Manipulating block copolymer self-assemblies in bulk and thin films by thermal and solvent annealing

Gu, Weiyin

01 January 2013

The self–assembly of block copolymers (BCPs) into well–ordered nanoscopic arrays holds promise for new technological breakthroughs as templates and scaffolds for the fabrication of nanostructured materials. It is essential to establish convenient approaches to control the morphology of BCPs, since some applications require addressability, the BCP microdomains must be perfectly aligned and oriented. The theme of this thesis is the use of external forces, specifically thermal and solvent annealing, to guide the self–assembly of BCPs to obtain microphase separated morphologies for different applications. Three representative BCP systems, having lamellar, cylindrical and spherical microdomains are discussed. First, the self–assembly of lamella–forming brush block copolymers (BrBCPs) having polylactide (PLA) and polystyrene (PS) side chains were studied in the bulk and in thin films. The domain size increased approximately linearly with the molecular weight of the backbone, which indicated that the backbone was in an extended conformation that was confirmed theoretically. In situ small angle x–ray scattering (SAXS) measurements indicated that the self–assembly of the BrBCPs was quite rapid, due to the rigid nature of the backbone chain, Second, the directed self–assembly of cylinder–forming polystyrene–block–poly(ethylene oxide)s (PS–b–PEOs) in thin films were investigated. The polymer–surface interactions were tuned by hydroxyl end–functionalized polymers, so that the orientation of the PS–b–PEO microdomains was controlled during thermal annealing. Cylindrical PEO microdomains embedded in a PS matrix orientated normal to the silicon substrates were observed over a wide processing window when the substrates were modified by PS– b–PEO BCPs. PS–b–PEOs with an o–nitrobenzyl ester junction point (PS–hν –PEOs) were used to fabricate nanoscopic dot and line patterns having long–range lateral order.

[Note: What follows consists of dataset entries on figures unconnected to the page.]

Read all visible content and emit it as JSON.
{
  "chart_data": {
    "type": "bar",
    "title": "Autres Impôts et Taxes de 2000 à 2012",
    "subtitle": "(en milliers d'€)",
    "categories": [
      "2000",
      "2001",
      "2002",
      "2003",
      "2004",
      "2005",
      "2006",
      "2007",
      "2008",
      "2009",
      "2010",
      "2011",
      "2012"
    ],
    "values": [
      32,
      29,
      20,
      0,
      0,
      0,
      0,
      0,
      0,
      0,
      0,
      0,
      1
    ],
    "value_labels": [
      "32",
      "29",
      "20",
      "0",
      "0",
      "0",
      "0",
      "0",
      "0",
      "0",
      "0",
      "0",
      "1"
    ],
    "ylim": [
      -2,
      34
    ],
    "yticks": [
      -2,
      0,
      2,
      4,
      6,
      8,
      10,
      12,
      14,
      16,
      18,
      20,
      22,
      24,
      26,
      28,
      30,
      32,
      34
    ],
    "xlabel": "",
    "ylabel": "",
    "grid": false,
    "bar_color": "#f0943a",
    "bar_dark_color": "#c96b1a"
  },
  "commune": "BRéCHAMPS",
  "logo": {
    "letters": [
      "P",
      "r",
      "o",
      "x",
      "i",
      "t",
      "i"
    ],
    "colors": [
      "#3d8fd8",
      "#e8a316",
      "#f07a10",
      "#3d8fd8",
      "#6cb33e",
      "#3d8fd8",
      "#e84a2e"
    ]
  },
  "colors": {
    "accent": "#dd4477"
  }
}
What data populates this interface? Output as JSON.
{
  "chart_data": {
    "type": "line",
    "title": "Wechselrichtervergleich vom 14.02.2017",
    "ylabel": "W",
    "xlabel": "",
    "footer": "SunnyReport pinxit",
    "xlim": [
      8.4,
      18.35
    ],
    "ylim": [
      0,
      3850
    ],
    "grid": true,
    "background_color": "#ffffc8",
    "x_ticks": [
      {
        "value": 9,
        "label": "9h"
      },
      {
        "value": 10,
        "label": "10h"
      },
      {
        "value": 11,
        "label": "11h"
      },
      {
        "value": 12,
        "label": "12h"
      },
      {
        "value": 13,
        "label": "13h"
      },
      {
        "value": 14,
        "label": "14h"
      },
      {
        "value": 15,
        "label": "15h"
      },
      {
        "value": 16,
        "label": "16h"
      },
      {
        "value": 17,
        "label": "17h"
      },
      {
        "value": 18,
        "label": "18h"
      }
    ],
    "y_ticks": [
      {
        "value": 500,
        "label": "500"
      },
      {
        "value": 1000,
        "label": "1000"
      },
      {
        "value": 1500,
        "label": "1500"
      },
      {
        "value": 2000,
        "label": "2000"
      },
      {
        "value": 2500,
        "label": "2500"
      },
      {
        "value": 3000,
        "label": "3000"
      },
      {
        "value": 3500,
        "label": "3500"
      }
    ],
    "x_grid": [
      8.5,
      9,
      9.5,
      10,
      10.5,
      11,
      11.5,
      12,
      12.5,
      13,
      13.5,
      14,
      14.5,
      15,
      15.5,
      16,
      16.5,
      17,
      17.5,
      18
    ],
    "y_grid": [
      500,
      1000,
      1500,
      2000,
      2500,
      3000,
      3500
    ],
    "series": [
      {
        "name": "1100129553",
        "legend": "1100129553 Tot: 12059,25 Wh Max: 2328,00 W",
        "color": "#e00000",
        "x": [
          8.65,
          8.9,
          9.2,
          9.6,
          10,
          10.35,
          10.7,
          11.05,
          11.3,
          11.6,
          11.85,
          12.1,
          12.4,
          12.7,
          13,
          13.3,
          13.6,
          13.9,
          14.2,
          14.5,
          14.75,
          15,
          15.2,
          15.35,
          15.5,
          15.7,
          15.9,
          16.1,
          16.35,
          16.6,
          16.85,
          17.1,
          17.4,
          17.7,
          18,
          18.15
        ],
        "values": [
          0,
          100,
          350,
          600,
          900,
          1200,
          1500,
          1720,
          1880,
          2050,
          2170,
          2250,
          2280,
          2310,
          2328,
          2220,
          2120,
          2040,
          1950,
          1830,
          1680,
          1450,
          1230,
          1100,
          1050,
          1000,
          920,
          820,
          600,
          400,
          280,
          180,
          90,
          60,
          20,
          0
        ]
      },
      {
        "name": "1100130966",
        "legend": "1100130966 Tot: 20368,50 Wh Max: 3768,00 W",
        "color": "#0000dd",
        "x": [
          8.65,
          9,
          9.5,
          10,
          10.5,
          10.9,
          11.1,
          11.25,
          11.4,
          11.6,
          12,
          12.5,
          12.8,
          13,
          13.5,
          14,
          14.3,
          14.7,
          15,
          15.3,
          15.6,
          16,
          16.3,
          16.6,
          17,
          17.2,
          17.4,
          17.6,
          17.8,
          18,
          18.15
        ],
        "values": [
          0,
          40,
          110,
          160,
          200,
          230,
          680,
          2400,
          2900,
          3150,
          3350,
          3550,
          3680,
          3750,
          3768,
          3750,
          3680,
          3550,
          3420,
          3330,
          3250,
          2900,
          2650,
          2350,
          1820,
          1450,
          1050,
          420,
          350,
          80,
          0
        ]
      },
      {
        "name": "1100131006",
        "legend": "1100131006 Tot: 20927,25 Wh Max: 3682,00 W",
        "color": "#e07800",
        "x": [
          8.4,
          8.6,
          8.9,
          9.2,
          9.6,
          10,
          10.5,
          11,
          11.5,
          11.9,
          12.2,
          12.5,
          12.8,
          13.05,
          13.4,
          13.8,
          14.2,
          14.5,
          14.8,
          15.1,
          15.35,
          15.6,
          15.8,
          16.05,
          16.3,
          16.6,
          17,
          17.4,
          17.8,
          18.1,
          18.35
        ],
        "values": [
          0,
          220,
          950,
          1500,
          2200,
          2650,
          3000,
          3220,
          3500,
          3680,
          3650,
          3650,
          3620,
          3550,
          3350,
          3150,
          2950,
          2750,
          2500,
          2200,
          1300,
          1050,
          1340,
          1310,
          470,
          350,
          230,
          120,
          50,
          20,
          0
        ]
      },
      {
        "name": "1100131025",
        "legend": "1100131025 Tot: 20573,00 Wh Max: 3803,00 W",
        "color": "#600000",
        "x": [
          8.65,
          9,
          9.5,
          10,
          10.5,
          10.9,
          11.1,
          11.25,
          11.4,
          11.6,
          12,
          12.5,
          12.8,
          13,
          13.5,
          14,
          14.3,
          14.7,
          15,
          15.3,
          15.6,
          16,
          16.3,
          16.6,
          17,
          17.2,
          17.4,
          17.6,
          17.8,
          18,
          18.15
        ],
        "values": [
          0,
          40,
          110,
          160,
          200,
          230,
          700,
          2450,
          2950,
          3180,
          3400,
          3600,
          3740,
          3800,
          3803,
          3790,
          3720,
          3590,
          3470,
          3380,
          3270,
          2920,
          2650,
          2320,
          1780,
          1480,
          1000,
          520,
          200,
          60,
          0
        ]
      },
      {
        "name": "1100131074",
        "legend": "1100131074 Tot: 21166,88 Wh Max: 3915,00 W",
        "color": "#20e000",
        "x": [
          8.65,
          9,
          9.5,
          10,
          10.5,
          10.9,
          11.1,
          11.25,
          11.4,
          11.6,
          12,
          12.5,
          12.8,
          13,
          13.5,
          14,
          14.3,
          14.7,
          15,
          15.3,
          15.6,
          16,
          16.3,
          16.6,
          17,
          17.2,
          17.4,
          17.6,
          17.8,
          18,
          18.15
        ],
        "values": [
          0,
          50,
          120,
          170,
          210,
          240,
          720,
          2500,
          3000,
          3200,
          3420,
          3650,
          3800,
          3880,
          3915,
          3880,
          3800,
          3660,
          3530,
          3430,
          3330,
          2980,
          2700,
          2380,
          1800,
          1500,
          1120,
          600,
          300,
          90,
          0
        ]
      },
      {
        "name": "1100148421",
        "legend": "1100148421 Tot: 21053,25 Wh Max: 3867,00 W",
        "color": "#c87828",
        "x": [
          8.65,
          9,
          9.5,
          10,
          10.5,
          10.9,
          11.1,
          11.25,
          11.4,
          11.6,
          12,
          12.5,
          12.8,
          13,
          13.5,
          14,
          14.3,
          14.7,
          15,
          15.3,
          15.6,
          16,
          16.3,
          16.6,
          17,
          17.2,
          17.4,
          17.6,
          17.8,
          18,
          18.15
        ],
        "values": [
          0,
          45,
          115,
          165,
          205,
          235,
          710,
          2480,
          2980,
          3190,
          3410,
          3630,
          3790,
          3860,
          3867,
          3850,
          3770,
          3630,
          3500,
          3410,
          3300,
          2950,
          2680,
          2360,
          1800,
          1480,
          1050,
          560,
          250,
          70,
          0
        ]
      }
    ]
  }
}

The cylindrical BCP microdomains were oriented perpendicular or parallel to the silicon substrates by varying the solvent annealing conditions. The third BCP system examined in this study was a sphere–forming polystyrene–block–polydimethylsiloxane (PS–b–PDMS). Solvent annealing in N–methyl–2–pyrrolidone was used to direct the self–assembly of the spherical microdomains into high areal density arrays on flat Si substrates, PS modified substrates and lithographically patterned substrates, respectively.